A administração Trump argumentou que a atividade de protesto de Khalil estava “alinhada com o Hamas”, uma afirmação citada pelo Departamento de Segurança Interna e outras autoridades, embora as autoridades não tenham detalhado publicamente provas específicas que o liguem ao grupo terrorista.

Khalil também negou as acusações de anti-semitismo. As autoridades também citaram uma rara disposição de política externa da lei de imigração dos EUA, por vezes referida como uma “determinação de Rubio”, bem como alegadas questões ligadas ao seu pedido de inexperienced card.

Apesar da decisão, os advogados de Khalil dizem que ele não pode ser deportado enquanto o seu caso de habeas federal separado continuar a tramitar no tribunal.

Um juiz federal em Nova Jersey considerou anteriormente que a justificativa do governo para deter Khalil period provavelmente inconstitucional e ordenou a sua libertação.

Após sua prisão, Khalil passou 104 dias em detenção de imigração, perdendo o nascimento de seu primeiro filho antes que um juiz federal em Nova Jersey ordenasse sua libertação.

Mais tarde, Khalil sofreu um revés no seu caso federal, quando um painel de recurso dos EUA decidiu que o juiz de Nova Jersey ultrapassou a sua autoridade ao ordenar a sua libertação.

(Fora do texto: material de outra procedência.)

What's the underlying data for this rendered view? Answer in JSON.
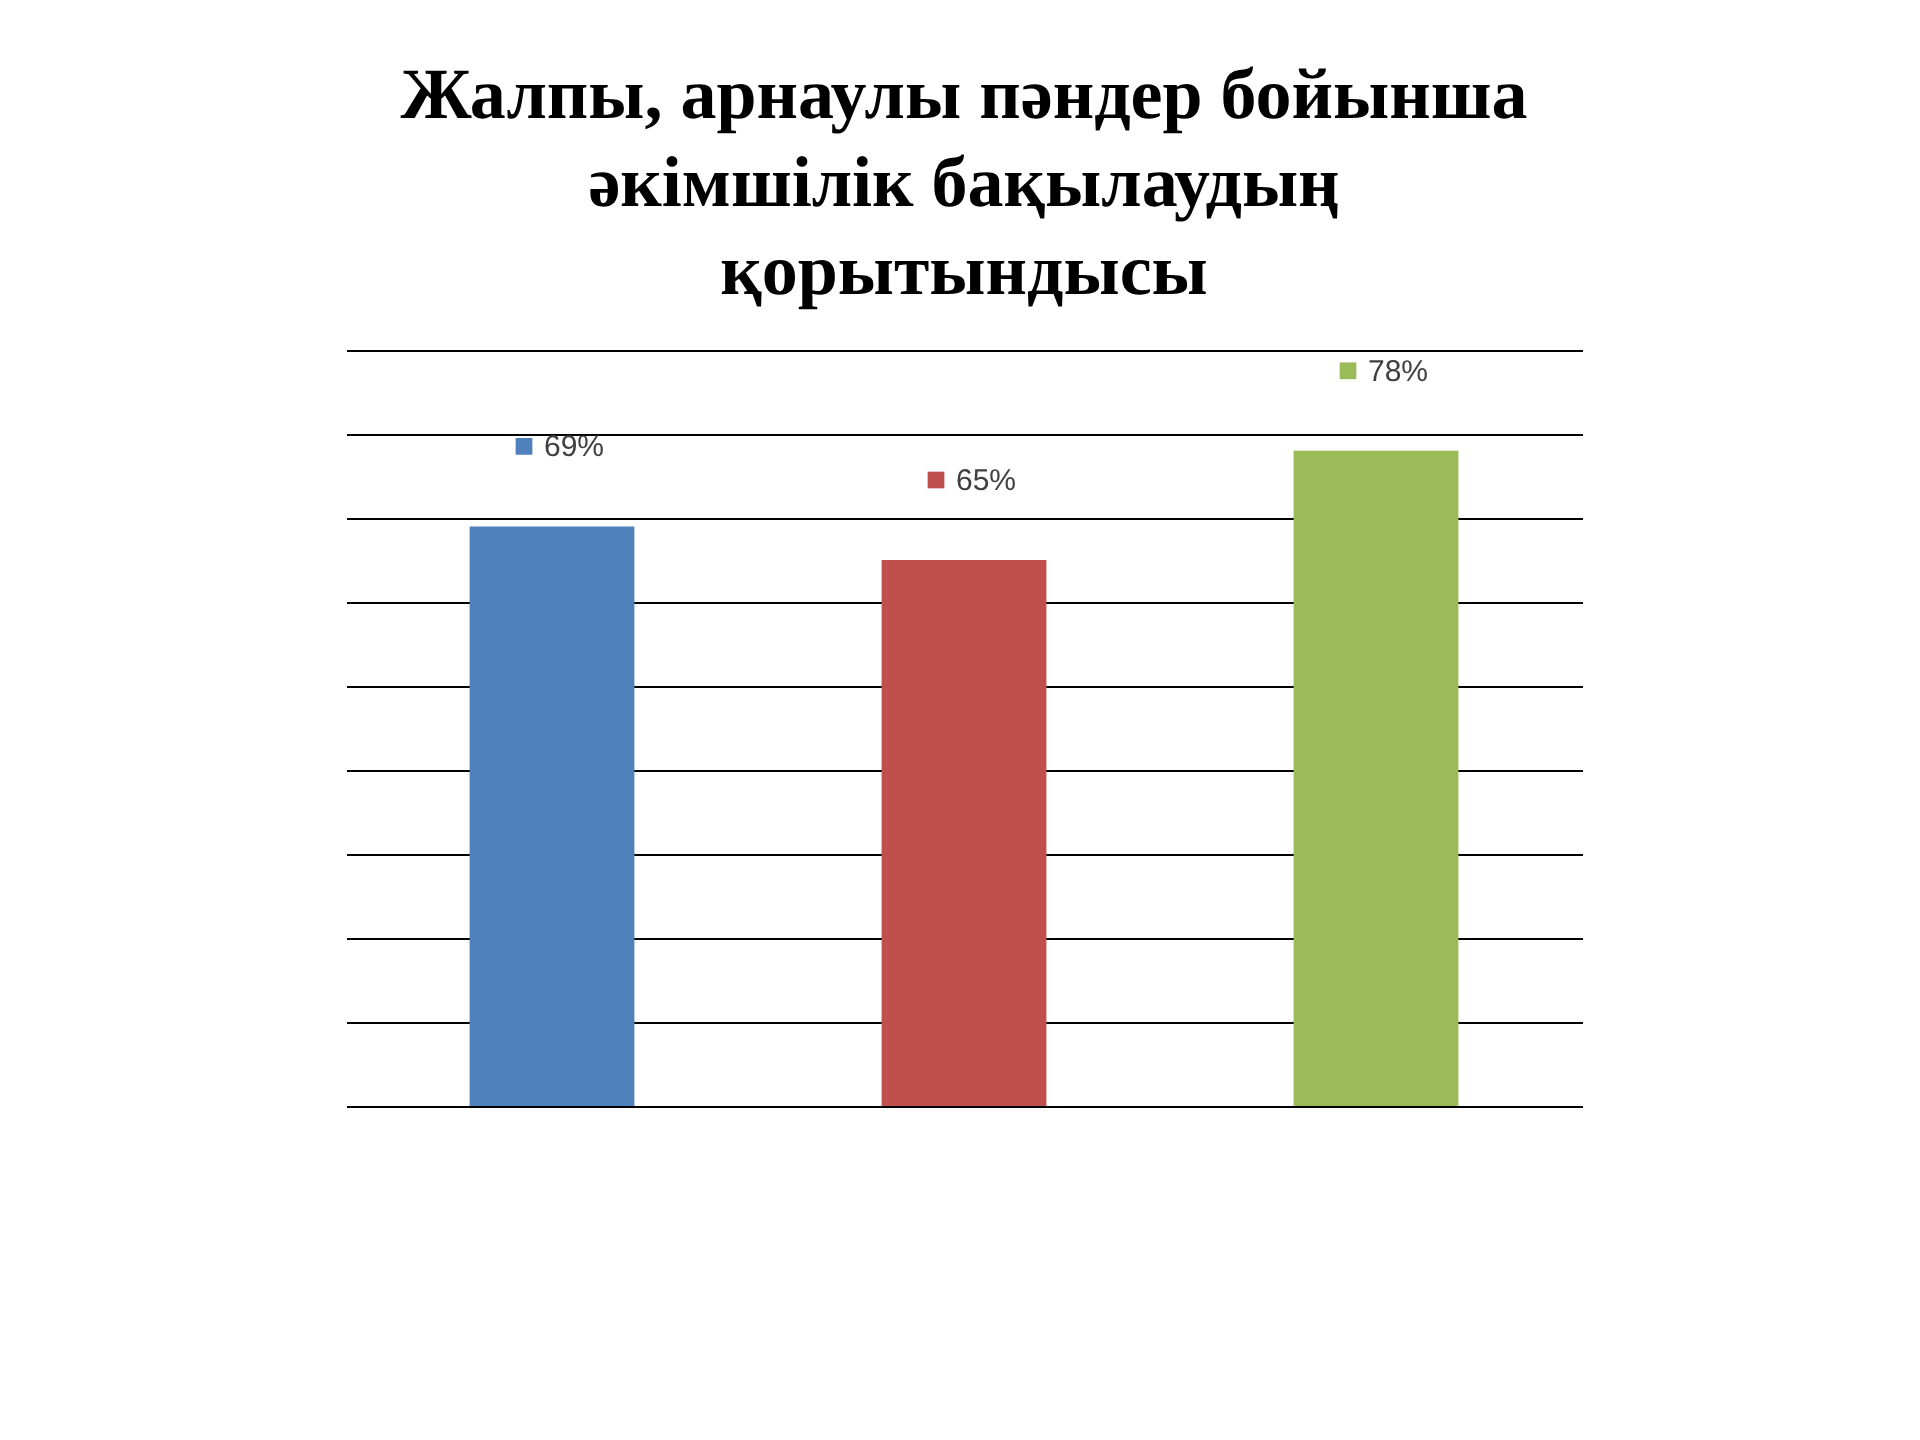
{
  "chart_data": {
    "type": "bar",
    "title": "Жалпы, арнаулы пәндер бойынша\nәкімшілік бақылаудың\nқорытындысы",
    "categories": [
      null,
      null,
      null
    ],
    "values": [
      69,
      65,
      78
    ],
    "colors": [
      "#4f81bd",
      "#c0504d",
      "#9bbb59"
    ],
    "value_labels": [
      "69%",
      "65%",
      "78%"
    ],
    "ylim": [
      0,
      90
    ],
    "yticks": [
      {
        "value": 0,
        "label": null
      },
      {
        "value": 10,
        "label": null
      },
      {
        "value": 20,
        "label": null
      },
      {
        "value": 30,
        "label": null
      },
      {
        "value": 40,
        "label": null
      },
      {
        "value": 50,
        "label": null
      },
      {
        "value": 60,
        "label": null
      },
      {
        "value": 70,
        "label": null
      },
      {
        "value": 80,
        "label": null
      },
      {
        "value": 90,
        "label": null
      }
    ],
    "grid": "y",
    "tick_labels": false
  }
}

Numa decisão de 2-1, o painel concluiu que o caso deve prosseguir através do sistema judicial de imigração antes de poder ser contestado no tribunal federal.

Seus advogados estão agora solicitando que todo o painel de apelações reconsidere essa decisão e pediram a um dos juízes que se afastasse de seu papel anterior como funcionário do Departamento de Justiça envolvido na investigação de manifestantes estudantis.

Khalil negou qualquer irregularidade e disse que o caso é uma tentativa de silenciá-lo.

“Não estou surpreso com esta decisão do tendencioso e politicamente motivado Conselho de Apelações de Imigração. Não cometi nenhum crime. Não violei nenhuma lei. A única coisa de que sou culpado é de me manifestar contra o genocídio na Palestina – e esta administração transformou o sistema de imigração em uma arma para me punir por isso”, disse Khalil em um comunicado divulgado pela ACLU.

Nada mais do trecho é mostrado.